25. The method of claim 18, wherein the passing information bi-directionally between the root processor and the at least one intermediate processing sub-system and the passing information bi-directionally between the at least one intermediate processing sub-system and the plurality of NNPs together comprise:

receiving, at the at least one intermediate processing sub-system, information from the root processor and distributing, by the at least one intermediate processing sub-system, corresponding information to the plurality of NNPs; and

receiving, at the at least one intermediate processing sub-system, information from the plurality of NNPs, and combining, by the at least one intermediate processing sub-system, at least a portion of the information received from the plurality of NNPs, prior to forwarding corresponding information, in combined form, to the root processor.

26. The method of claim 25, wherein the information received from the root processor and distributed to the plurality of NNPs comprises neural network weight information.

27. The method of claim 25, wherein the information received from the plurality of NNPs and combined at the at least one intermediate processing sub-system comprises neural network weight gradient information.

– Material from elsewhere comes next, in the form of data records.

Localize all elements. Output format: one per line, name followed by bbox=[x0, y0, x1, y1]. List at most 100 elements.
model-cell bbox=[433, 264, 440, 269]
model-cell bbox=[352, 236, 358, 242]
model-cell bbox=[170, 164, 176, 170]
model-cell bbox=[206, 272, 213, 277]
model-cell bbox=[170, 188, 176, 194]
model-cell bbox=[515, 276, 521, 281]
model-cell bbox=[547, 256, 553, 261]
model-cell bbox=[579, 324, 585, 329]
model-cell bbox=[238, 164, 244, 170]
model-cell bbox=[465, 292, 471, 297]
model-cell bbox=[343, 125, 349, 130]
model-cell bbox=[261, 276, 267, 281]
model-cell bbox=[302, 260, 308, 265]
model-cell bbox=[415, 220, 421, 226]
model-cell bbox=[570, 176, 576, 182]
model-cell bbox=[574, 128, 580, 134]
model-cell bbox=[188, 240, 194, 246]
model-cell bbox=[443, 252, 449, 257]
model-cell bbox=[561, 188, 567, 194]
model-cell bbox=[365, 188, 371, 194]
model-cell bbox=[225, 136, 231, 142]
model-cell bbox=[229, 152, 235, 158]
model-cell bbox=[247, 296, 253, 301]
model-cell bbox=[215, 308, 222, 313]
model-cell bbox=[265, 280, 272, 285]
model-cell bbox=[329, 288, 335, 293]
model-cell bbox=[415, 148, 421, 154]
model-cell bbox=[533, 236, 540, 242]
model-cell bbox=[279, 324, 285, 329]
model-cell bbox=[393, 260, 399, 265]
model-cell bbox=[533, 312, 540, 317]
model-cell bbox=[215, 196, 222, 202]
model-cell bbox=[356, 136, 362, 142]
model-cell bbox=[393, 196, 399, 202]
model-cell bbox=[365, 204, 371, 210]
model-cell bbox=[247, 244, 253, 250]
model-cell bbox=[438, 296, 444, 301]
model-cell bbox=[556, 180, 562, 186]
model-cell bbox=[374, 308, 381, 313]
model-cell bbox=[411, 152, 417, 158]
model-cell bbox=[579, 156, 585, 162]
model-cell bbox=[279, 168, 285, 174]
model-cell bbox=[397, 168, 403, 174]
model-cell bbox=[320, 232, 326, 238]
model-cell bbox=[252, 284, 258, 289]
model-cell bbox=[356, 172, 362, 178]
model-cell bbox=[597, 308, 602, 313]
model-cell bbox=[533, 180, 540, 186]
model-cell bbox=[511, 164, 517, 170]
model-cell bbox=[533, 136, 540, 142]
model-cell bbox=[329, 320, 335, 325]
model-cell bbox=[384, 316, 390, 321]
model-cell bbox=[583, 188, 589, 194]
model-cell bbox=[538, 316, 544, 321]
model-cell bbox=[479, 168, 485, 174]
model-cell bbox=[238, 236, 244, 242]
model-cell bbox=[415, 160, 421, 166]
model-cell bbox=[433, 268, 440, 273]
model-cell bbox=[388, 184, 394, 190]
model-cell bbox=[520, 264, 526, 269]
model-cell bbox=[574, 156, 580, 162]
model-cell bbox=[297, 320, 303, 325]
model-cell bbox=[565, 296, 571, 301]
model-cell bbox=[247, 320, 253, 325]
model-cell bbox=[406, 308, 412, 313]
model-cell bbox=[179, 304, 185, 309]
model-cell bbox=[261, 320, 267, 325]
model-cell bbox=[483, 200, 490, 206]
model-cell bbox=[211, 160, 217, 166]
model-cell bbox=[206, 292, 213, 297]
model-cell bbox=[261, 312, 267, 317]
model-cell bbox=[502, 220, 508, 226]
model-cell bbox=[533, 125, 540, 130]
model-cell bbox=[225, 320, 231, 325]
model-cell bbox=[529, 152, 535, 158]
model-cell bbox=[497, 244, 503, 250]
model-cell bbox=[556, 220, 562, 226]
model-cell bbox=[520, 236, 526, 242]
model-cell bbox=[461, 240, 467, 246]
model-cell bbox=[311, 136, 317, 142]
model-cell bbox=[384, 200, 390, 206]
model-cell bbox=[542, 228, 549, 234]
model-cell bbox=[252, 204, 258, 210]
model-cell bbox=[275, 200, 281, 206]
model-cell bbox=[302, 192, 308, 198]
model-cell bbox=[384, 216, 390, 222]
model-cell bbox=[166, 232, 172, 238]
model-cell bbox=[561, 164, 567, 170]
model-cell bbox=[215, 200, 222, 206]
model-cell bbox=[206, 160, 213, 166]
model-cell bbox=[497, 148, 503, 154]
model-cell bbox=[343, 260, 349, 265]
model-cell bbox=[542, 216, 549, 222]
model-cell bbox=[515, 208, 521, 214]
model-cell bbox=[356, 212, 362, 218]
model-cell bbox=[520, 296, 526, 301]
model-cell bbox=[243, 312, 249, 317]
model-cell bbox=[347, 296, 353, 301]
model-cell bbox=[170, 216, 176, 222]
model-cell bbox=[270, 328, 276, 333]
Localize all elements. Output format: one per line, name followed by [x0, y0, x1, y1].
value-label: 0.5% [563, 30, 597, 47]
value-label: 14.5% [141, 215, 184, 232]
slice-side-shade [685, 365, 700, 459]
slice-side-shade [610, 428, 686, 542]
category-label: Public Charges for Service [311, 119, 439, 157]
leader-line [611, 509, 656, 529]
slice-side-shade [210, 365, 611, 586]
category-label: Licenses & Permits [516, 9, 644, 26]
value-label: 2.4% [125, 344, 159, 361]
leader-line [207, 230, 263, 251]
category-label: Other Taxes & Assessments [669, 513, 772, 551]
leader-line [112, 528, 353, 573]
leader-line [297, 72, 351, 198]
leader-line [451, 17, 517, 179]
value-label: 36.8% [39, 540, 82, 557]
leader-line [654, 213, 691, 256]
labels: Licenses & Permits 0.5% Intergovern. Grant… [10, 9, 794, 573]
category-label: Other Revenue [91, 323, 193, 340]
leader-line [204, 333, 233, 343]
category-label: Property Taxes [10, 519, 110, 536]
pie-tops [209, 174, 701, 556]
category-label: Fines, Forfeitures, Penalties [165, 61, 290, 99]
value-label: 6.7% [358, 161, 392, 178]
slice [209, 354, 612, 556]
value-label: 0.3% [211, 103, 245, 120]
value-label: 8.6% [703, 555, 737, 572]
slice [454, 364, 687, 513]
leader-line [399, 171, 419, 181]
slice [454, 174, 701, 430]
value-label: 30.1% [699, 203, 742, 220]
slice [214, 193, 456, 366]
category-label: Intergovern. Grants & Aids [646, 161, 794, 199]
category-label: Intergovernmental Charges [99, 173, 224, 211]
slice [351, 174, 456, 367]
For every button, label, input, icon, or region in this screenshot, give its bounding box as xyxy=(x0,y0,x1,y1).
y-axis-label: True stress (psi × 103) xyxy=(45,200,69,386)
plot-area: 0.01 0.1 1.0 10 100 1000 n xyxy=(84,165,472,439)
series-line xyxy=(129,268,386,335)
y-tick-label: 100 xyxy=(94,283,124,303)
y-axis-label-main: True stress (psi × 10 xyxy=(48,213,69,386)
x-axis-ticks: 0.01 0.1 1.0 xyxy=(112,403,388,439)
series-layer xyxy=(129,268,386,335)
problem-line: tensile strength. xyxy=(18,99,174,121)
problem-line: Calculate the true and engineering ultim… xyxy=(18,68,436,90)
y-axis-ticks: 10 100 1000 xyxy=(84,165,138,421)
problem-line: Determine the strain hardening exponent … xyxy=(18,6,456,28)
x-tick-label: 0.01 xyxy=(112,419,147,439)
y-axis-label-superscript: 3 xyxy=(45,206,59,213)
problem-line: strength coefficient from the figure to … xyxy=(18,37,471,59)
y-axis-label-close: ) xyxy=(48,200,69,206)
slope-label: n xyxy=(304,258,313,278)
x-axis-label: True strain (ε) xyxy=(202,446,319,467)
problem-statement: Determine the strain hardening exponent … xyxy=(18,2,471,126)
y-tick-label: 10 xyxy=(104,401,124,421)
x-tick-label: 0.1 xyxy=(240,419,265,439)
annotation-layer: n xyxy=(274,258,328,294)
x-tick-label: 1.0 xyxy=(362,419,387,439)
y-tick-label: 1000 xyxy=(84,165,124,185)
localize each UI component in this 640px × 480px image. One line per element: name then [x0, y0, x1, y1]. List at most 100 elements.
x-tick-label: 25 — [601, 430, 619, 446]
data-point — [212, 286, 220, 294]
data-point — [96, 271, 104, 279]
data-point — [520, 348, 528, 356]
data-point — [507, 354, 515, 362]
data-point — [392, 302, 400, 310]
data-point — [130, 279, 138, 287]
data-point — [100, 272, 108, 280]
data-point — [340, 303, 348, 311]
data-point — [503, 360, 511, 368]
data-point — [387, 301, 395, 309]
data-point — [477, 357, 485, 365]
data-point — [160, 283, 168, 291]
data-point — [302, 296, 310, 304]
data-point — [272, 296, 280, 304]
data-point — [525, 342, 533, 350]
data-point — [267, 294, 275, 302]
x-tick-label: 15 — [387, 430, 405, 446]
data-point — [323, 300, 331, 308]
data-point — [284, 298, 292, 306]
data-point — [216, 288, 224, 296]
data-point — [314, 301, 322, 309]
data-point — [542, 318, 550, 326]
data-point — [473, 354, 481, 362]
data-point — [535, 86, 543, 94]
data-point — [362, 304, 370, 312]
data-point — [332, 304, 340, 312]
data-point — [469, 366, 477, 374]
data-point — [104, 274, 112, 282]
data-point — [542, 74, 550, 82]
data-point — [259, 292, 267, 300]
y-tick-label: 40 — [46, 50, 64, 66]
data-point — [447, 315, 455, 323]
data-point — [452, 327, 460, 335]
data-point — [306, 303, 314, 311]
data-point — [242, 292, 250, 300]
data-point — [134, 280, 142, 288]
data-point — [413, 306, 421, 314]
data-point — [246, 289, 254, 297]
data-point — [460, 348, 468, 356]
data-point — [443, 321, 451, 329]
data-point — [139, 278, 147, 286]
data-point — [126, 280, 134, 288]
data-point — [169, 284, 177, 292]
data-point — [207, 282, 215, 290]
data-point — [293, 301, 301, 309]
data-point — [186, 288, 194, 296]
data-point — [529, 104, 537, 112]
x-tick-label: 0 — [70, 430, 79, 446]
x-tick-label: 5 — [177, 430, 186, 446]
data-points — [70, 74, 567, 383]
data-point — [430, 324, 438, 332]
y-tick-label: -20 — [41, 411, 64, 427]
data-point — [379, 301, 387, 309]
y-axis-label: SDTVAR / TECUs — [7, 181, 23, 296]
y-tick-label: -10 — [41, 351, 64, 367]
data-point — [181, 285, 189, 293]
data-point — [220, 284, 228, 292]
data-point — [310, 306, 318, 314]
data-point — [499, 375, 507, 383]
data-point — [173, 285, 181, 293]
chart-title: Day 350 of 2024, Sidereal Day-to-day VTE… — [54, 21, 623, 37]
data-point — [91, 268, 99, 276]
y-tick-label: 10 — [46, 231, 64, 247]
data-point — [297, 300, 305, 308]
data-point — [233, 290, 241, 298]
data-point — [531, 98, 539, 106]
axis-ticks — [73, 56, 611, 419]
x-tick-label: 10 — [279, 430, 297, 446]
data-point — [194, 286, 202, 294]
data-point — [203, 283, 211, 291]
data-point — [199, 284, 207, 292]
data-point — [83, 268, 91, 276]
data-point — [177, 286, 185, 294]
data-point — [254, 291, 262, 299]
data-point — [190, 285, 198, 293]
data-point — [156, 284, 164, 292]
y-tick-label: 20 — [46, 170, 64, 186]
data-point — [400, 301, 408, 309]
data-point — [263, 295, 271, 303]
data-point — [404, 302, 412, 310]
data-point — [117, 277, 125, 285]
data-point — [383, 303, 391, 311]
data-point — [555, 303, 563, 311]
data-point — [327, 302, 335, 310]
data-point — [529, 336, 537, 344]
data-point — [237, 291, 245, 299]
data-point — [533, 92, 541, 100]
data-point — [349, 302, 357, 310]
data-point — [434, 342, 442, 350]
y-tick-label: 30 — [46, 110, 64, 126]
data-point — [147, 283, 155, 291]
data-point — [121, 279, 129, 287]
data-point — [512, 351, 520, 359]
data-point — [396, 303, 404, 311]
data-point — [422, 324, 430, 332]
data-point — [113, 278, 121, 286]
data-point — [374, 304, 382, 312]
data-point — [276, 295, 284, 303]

28. A method of operating a synchronizing sub-system (SSS) of a neural network system, the SSS configured to be coupled between a root processor and a plurality of neural network processors (NNPs), the method including:

communicating information bi-directionally with the root processor; and

communicating information bi-directionally with the plurality of NNPs.

29. The method of claim 28, further including:

performing compression, decompression, or both, on information being communicated between the SSS and the root processor or between the SSS and the plurality of NNPs or both.

30. The method of claim 28, further including synchronizing data flow in at least one direction between the root processor and the plurality of NNPs.

31. The method of claim 30, wherein the synchronizing data flow comprises storing data in a memory of the SSS.

32. The method of claim 28, further including controlling one or more of the plurality of NNPs to be turned off, in response to a command from the root processor.

33. The method of claim 32, wherein the controlling comprises:

receiving the command from the root processor;

adjusting the command to obtain an adjusted command; and

passing the adjusted command to at least one of the plurality of NNPs.

34. The method of claim 28, wherein the communicating information bi-directionally with the root processor and the communicating information bi-directionally with the plurality of NNPs together comprise:

receiving information from the root processor and distributing corresponding information to the plurality of NNPs; and

receiving information from the plurality of NNPs, and combining at least a portion of the information received from the plurality of NNPs, prior to forwarding corresponding information, in combined form, to the root processor.

35. The method of claim 34, wherein the information received from the root processor and distributed to the plurality of NNPs comprises neural network weight information.

36. The method of claim 34, wherein the information received from the plurality of NNPs and combined comprises neural network weight gradient information.

37. A memory medium containing executable instructions configured to cause one or more processors to implement the method according to claim 18.

38. A neural network system including:

the memory medium according to claim 37; and

one or more processors coupled to the memory medium to enable the one or more processors to execute the executable instructions contained in the memory medium.

39. A memory medium containing executable instructions configured to cause one or more processors to implement the method according to claim 28.

40. A neural network system including:

the memory medium according to claims 39; and

one or more processors coupled to the memory medium according to claim 33 to enable the one or more processors to execute the executable instructions contained in the memory medium.